Ford, Ferrari Rivalry Reignited at Le Mans

Ford, Ferrari face off at Le Mans, 50 years after battling for overall win…

Photo: Ford

Photo: Ford

Nearly 50 years after Ford and Ferrari last clashed for 24 Hours of Le Mans supremacy, the Blue Oval and Prancing Horse will battle once again at Circuit de la Sarthe for victory in the world’s greatest sports car race.

A formidable force of four Ford Chip Ganassi Racing Ford GTs will go head-to-head with several factory-supported Ferrari 488s in the ultra-competitive GTE-Pro category.

The class is also home to other proven GT racing powerhouses from Porsche, Corvette and Aston Martin but the focus has firmly been on the renewed battle of Ford versus Ferrari.

“I have never been involved in a program that stirred so much passion in people,” Chip Ganassi told Sportscar365. “People remember the program or learned about the program from the mid-60s. It still moves them today.”

Motivated by a potential business partnership with Enzo Ferrari gone wrong in the early 1960s, Henry Ford II decided to beat Ferrari at its own game.

Ford was going to win the 24 Hours of Le Mans with an American-made car powered by big-bore V8 Detroit iron.

Ferrari opened the 1960s with five straight victories in the 24 Hours of Le Mans but soon found its match in Ford’s stacked program.

The breakthrough win came with a top-three Ford sweep in 1966 with the Shelby American-entered Ford GT40 Mk. II of New Zealanders Chris Amon and Bruce McLaren leading the similar machines of their GT40 teammates across the line in a photo finish.
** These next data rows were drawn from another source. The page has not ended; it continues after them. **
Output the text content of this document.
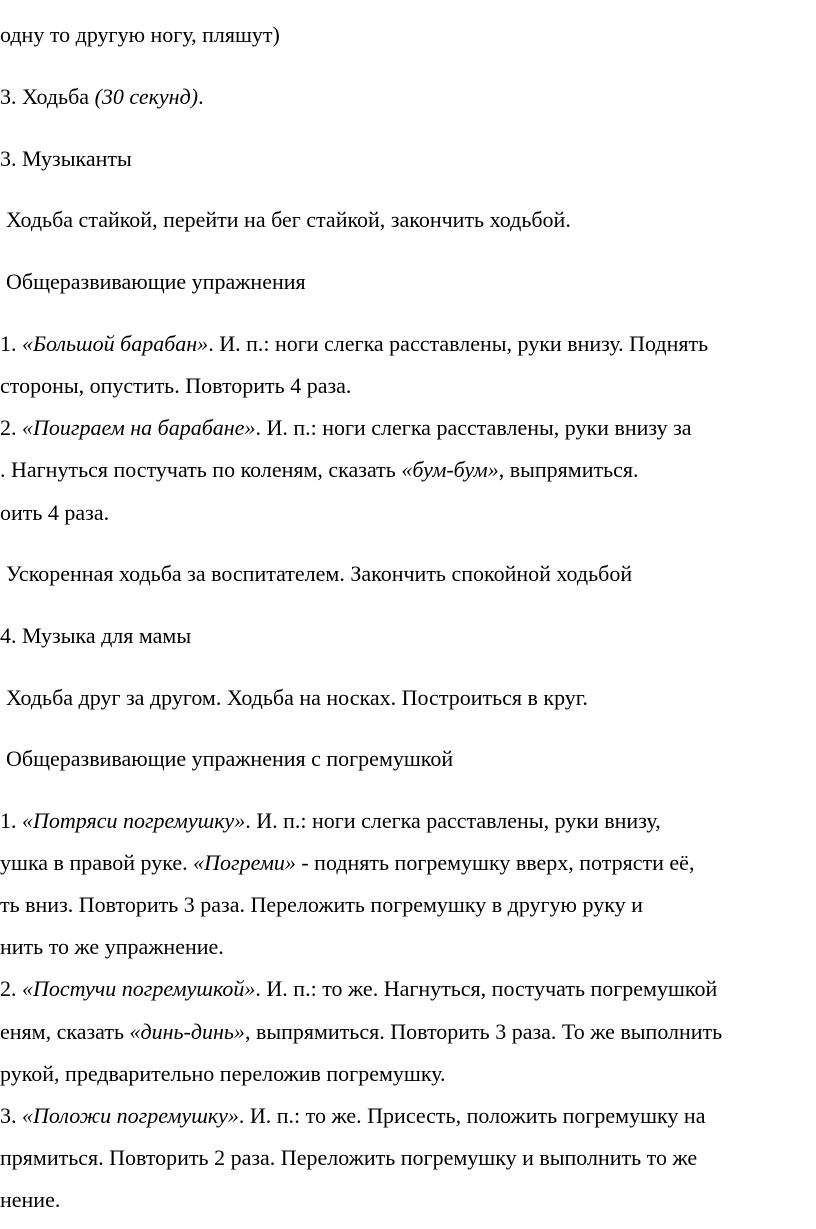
одну то другую ногу, пляшут)
3. Ходьба (30 секунд).
3. Музыканты
Ходьба стайкой, перейти на бег стайкой, закончить ходьбой.
Общеразвивающие упражнения
1. «Большой барабан». И. п.: ноги слегка расставлены, руки внизу. Поднять
стороны, опустить. Повторить 4 раза.
2. «Поиграем на барабане». И. п.: ноги слегка расставлены, руки внизу за
. Нагнуться постучать по коленям, сказать «бум-бум», выпрямиться.
оить 4 раза.
Ускоренная ходьба за воспитателем. Закончить спокойной ходьбой
4. Музыка для мамы
Ходьба друг за другом. Ходьба на носках. Построиться в круг.
Общеразвивающие упражнения с погремушкой
1. «Потряси погремушку». И. п.: ноги слегка расставлены, руки внизу,
ушка в правой руке. «Погреми» - поднять погремушку вверх, потрясти её,
ть вниз. Повторить 3 раза. Переложить погремушку в другую руку и
нить то же упражнение.
2. «Постучи погремушкой». И. п.: то же. Нагнуться, постучать погремушкой
еням, сказать «динь-динь», выпрямиться. Повторить 3 раза. То же выполнить
рукой, предварительно переложив погремушку.
3. «Положи погремушку». И. п.: то же. Присесть, положить погремушку на
прямиться. Повторить 2 раза. Переложить погремушку и выполнить то же
нение.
Ford would win Le Mans with various iterations of the GT40 the next three years, including the final victory in 1969 with Jacky Ickx and Jackie Oliver. They took the checkered flag in the same J.W. Automotive Engineering GT40 Mk. I that Lucien Bianchi and Pedro Rodriguez had won with a year earlier.

Giuseppe Risi, owner of the successful Risi Competizione team that is attempting a fourth Le Mans class win in a Ferrari in GTE-Pro, was a spectator at the 1969 race.

“That was a very exciting race,” Risi told Sportscar365. “It was the final Ford GT 40 win and that particular chassis had won the year before. It won two Le Mans, that car.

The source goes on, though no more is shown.